Up there with the Guardian for social media and website content, the Telegraph has succeeded with some great blogs from Charles Moore and Robert Moore amongst others. Strongest business coverage outside the FT.

Twitter has been electric since the start of the campaign, fed by the Tory masters Iain Dale and Tim Montgomerie. Their battle against the many Labour MPs and candidates has been fierce and no holds barred - witness the Labour campaign to #sackgrayling and the sacking of the Scottish Labour candidate who proved too many tweets do make a...

Some excellent tweets and blogs from Paul Waugh have seen the ever improving new look Evening Standard cement its place alongside the nationals. Guido Fawkes has been a consistent thorn in Labour's side - as you would expect. The John Prescott team have taken his traditional battle bus tour and combined it well with social media, epitomised by some very funny tweets and coverage from Aintree racecourse.

This isn't an exhaustive audit but it's clear that the media have embraced the challenge of the 'digital election' and are providing voters with a veritable feast of political news and opinion.

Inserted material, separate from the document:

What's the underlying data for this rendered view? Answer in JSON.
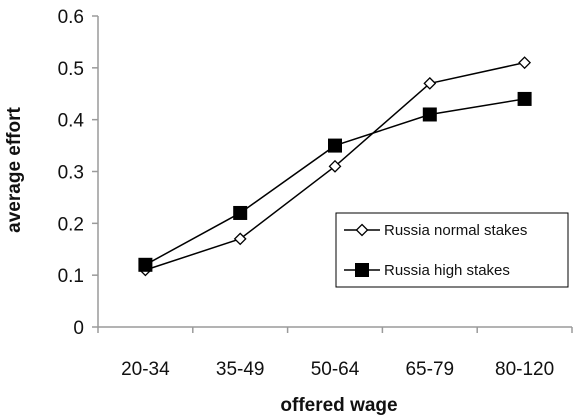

For me, the biggest challenges will now come with the next unknown area and that is, of course, the three leaders' debates on BBC, ITV and Sky. Worries over format and scripts have been voiced and if they are not addressed, the shouts of #stagemangedelection could become louder and cause problems for all three main parties in the latter weeks of the election.

Monday, 5 April 2010

Darling must continue to stand firm over NI

The Chancellor has shown impressive resilience over the past 10 days as business leaders, trade unions, journalists and economists have attacked his plan to increase NI contributions for employers and employees alike.

The Government messaging over this period has been consistent; despite the pressure he (Darling) must be under to give the public a carrot to accompany this stick.

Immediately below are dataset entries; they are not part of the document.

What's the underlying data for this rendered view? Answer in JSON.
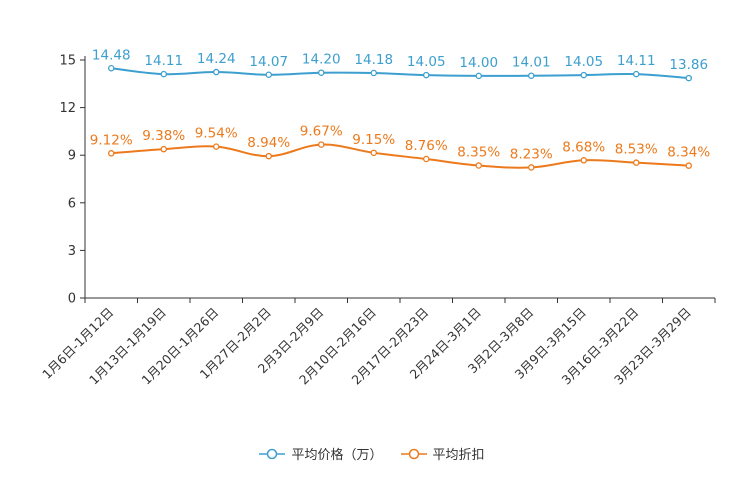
{
  "chart_data": {
    "type": "line",
    "categories": [
      "1月6日-1月12日",
      "1月13日-1月19日",
      "1月20日-1月26日",
      "1月27日-2月2日",
      "2月3日-2月9日",
      "2月10日-2月16日",
      "2月17日-2月23日",
      "2月24日-3月1日",
      "3月2日-3月8日",
      "3月9日-3月15日",
      "3月16日-3月22日",
      "3月23日-3月29日"
    ],
    "ylim": [
      0,
      15
    ],
    "yticks": [
      "0",
      "3",
      "6",
      "9",
      "12",
      "15"
    ],
    "series": [
      {
        "name": "平均价格（万）",
        "color": "#3c9fcf",
        "values": [
          14.48,
          14.11,
          14.24,
          14.07,
          14.2,
          14.18,
          14.05,
          14.0,
          14.01,
          14.05,
          14.11,
          13.86
        ],
        "labels": [
          "14.48",
          "14.11",
          "14.24",
          "14.07",
          "14.20",
          "14.18",
          "14.05",
          "14.00",
          "14.01",
          "14.05",
          "14.11",
          "13.86"
        ]
      },
      {
        "name": "平均折扣",
        "color": "#ec7a1c",
        "values": [
          9.12,
          9.38,
          9.54,
          8.94,
          9.67,
          9.15,
          8.76,
          8.35,
          8.23,
          8.68,
          8.53,
          8.34
        ],
        "labels": [
          "9.12%",
          "9.38%",
          "9.54%",
          "8.94%",
          "9.67%",
          "9.15%",
          "8.76%",
          "8.35%",
          "8.23%",
          "8.68%",
          "8.53%",
          "8.34%"
        ]
      }
    ]
  }
}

When any organisation decides to make a change which could have a negative effect on some of its audiences, it is of vital importance that decisions are made and stuck to. Only then can the conviction behind the messaging penetrate a hostile debate.

In politics, however, it is often all to easy to flip-flop and backtrack. The public are wary of New Labour especially for this - characterised in the genius first episode of The Thick of It.

So, as sceptical voters look for truth behind the spin can the Chancellor's resilience appeal more to voters searching for honest decisions on reducing deficits, than even respected businessmen like Sir Stuart Rose?

If I were the opposition parties I would carefully look at how voters react to the brickbats heading Mr Darling's way as the public are proving difficult to predict in this, the recession election - hence the ever changing polls, as reliable as a builder's free estimate.